Oleh: Saharuddin DamingMeski hasil Pemilu serentak 2019 masih dalam proses perhitungan namun perhelatan politik terakbar kali ini menyimpan sejumlah misteri. Betapa tidak karena sudah 12 kali penyelenggaraan pesta demokrasi tingkat nasional, baru Pemilu kali ini yang meminta tumbal di kalangan penyelenggaranya sendiri sebanyak 474 meninggal dunia, 3.788 mengalami beragam gangguan kesehatan. Angka tersebut belum mencakup korban tewas maupun sakit di kalangan aparat keamanan dan pihak lain  yang ikut mendedikasikan kewenangan /kemampuannya dalam mensukseskan ajang politik tersebut.Sayangnya karena jumlah santunan yang diberikan oleh negara kepada ahli waris sangat tak sebanding dengan pengorbanan mereka, terutama jaminan kelanjutan hidup keluarga yang ditinggalkan.
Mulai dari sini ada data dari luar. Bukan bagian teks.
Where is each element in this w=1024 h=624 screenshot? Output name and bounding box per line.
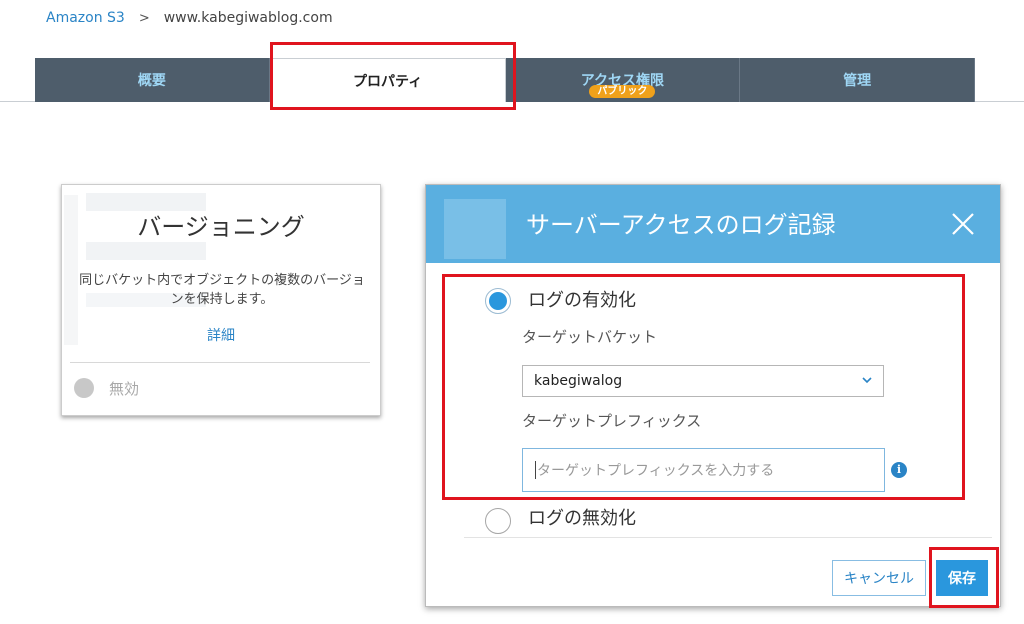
versioning-status-indicator bbox=[74, 378, 94, 398]
tab-label: 概要 bbox=[137, 73, 166, 89]
breadcrumb-root-link[interactable]: Amazon S3 bbox=[46, 10, 125, 26]
close-icon[interactable] bbox=[948, 209, 978, 239]
divider bbox=[70, 362, 370, 363]
versioning-card[interactable]: バージョニング 同じバケット内でオブジェクトの複数のバージョンを保持します。 詳… bbox=[61, 184, 381, 416]
breadcrumb-current: www.kabegiwablog.com bbox=[163, 10, 333, 26]
tab-overview[interactable]: 概要 bbox=[35, 58, 270, 102]
tab-label-wrap: アクセス権限 パブリック bbox=[581, 70, 664, 98]
dialog-title: サーバーアクセスのログ記録 bbox=[526, 211, 836, 239]
disable-logging-label[interactable]: ログの無効化 bbox=[528, 504, 636, 530]
disable-logging-radio[interactable] bbox=[485, 508, 511, 534]
versioning-description: 同じバケット内でオブジェクトの複数のバージョンを保持します。 bbox=[79, 273, 365, 307]
tab-management[interactable]: 管理 bbox=[740, 58, 975, 102]
dialog-header: サーバーアクセスのログ記録 bbox=[426, 185, 1000, 263]
breadcrumb-separator: > bbox=[138, 10, 150, 26]
versioning-status: 無効 bbox=[109, 380, 140, 398]
background-decoration bbox=[86, 242, 206, 260]
server-access-logging-dialog: サーバーアクセスのログ記録 ログの有効化 ターゲットバケット kabegiwal… bbox=[425, 184, 1001, 607]
versioning-title: バージョニング bbox=[137, 213, 305, 241]
cancel-button[interactable]: キャンセル bbox=[832, 560, 926, 596]
public-badge: パブリック bbox=[589, 85, 656, 98]
versioning-details-link[interactable]: 詳細 bbox=[62, 325, 380, 345]
breadcrumb: Amazon S3 > www.kabegiwablog.com bbox=[46, 10, 333, 26]
tab-label: 管理 bbox=[843, 73, 872, 89]
highlight-box-properties-tab bbox=[270, 42, 516, 110]
highlight-box-logging-options bbox=[442, 274, 965, 500]
highlight-box-save-button bbox=[929, 547, 999, 608]
document-icon bbox=[444, 199, 506, 259]
divider bbox=[464, 537, 992, 538]
page: Amazon S3 > www.kabegiwablog.com 概要 プロパテ… bbox=[0, 0, 1024, 624]
tab-permissions[interactable]: アクセス権限 パブリック bbox=[505, 58, 741, 102]
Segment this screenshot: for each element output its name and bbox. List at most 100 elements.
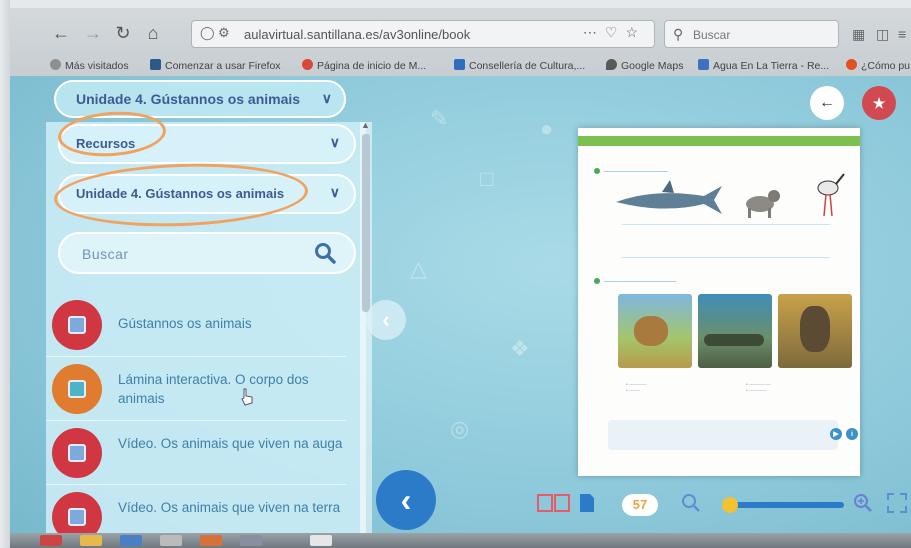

Misterinya lagi karena sejumlah pihak mulai menghembuskan isu racun sebagai dugaan penyebab jatuhnya korban. Jika tudingan ini benar, lalu siapakah yang menjadi dader Intelektual kejahatan tengik ini, apapula maksud dan tujuan akhirnya?. Namun, karena tidak ada satupun alat bukti yang menguatkan tudingan tersebut, maka biarlah isu ini menjadi artefak misteri yang tak perlu digubris.Sebagai langkah pencegahan muncul gagasan untuk merevisi UU No 7 tahun 2017 dengan kembali memisahkan Pileg dengan Pipres yang ditengarai memicu kelelahan penyelenggara dalam proses pencoblosan dan penghitungan di tingkat KPPS. Ada pula usulan penggunaan e-Voting dalam Pemilu berikutnya. Meski terbilang mahal dan rumit bagi pemilih yang masih banyak gaptek, namun sistem e-Voting ekuivalen bahkan mungkin bisa lebih efisien dari pada sistem manual. Hasilnya pun jauh lebih valid dan akurat serta dapat langsung  diketahui secara nasional dalam hitungan menit pascapemungutan suara. Meski demikian, sistem ini masih rentan didelegitimasi oleh pihak yang kalah dengan tuduhan kecurangan dll.